Back on July 9, 2011, Cuban former amateur world champion Erislandy Lara fought Paul Williams in Atlantic City.
Lara proceeded to beat Paul Williams from pillar to post, round after round, landing huge straight left hands at will. From ringside I had it scored nine rounds to three for Lara. Leaving aside the shock of how the fans were reacting to seeing Williams be dominated, it was the press section leaving their seats throughout the fight in awe to stand and watch that really impressed me.
Nobody could believe just how slick and ferocious Lara was fighting given the disparity in size and reputation. Williams took survived a handful of moments where it seemed necessary to stop the fight lest he receive serious injury from all the punishment he was enduring. Yet it continued.
Cuban fighters have always endured a great deal of criticism once they enter the professional ranks. Some of it fair (their style is not fan friendly), some of it callus (losing your family possibly forever and finding difficulty adjusting to never being able to go home is not so snugly summed up in being "undisciplined").

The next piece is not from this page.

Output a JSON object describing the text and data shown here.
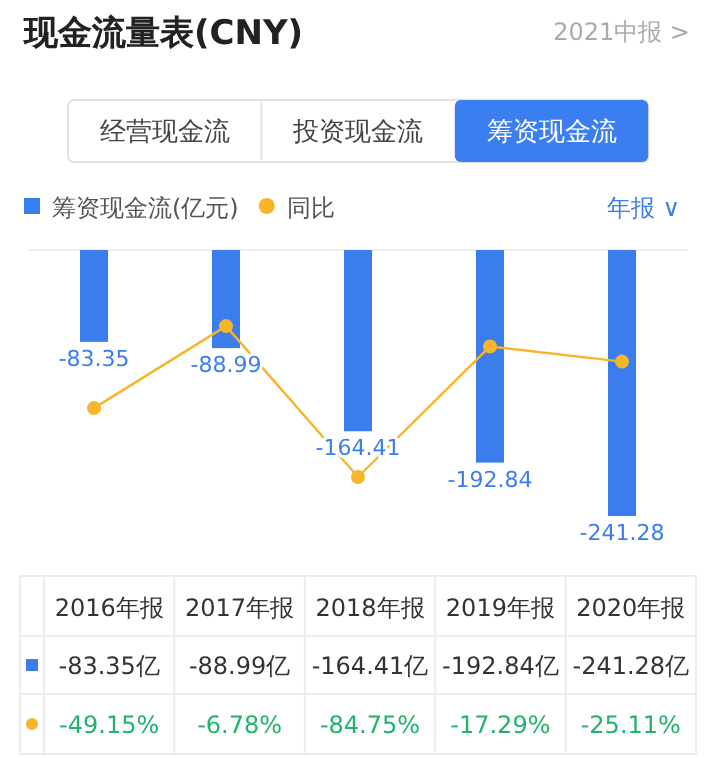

The island of 11 million people from a third world country is a factory for boxing champions and in amateur competition nobody has been able to touch them. Where the criticism is grossly unfair and most likely sour grapes is when Cuban fighters are criticized for being much older amateur fighters than their competitors and gaining an unfair advantage.

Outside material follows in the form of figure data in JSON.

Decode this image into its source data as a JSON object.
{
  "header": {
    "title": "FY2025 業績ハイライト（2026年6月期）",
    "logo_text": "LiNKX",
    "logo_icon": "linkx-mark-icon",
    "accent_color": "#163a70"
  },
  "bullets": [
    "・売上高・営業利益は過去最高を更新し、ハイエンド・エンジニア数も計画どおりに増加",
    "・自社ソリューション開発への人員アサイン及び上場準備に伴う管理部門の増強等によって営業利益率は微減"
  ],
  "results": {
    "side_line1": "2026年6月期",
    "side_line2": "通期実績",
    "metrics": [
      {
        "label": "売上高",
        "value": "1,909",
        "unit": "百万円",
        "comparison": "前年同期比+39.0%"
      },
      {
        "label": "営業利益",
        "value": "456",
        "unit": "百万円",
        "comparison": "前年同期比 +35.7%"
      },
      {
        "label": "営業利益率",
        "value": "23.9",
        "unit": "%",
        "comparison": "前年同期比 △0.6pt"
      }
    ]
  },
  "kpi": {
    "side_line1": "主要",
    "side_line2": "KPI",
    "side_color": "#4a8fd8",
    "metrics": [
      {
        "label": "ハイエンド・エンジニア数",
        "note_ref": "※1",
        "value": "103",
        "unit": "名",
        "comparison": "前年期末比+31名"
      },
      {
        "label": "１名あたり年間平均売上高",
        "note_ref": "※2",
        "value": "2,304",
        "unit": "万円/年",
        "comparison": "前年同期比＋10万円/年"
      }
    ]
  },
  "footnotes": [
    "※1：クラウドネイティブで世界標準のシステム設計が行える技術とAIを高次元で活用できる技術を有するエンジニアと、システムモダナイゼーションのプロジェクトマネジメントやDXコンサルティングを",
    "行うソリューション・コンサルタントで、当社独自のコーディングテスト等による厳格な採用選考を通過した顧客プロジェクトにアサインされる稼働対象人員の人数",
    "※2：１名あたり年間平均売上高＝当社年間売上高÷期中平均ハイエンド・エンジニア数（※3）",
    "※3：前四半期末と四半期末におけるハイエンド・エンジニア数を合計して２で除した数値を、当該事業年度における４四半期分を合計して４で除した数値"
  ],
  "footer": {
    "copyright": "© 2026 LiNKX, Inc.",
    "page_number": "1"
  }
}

While it's true that Cuban fighters, by Cuban law, can never turn professional and thus stay on as amateurs, it's not as if all the Olympic champions from Cuba weren't winning medals at 18, 19 or 20 years old. The greatest Cuban fighters of the modern era––Teofilo Stevenson, Felix Savon, Hector Vinent, and Guillermo Rigondeaux––all won their first Olympic gold medal their first time out. Then they won their second. In Savon and Stevenson's case, their third. And while these fighters did it, they knocked out plenty of fighters who never were knocked out as pros (David Tua couldn't last a round against Savon).
Erislandy Lara attempted to defect from Cuba back in 2007 with Guillermo Rigondeax in search of a better life. They were caught in Brazil and sent back to their country in disgrace. Both legendary Cuban fighter's careers were ended by the Cuban government and they were branded as traitors.
In 2008, Lara succeeded in escaping and turned professional. Lara notched 15-straight wins leading up to Williams and, if victorious, had an opportunity to take on any fighter in the division and make some serious money for the first time in his career.
The verdict of the Williams fight was so egregiously bad (116-114, 115-114, 114-114), all judges were subsequently suspended indefinitely.
Lara's victory was so dominant it's taken him all this time since to even have anyone be willing to face him. His next fight is scheduled against Tommy Hearns' son, Ronald, in February of this year.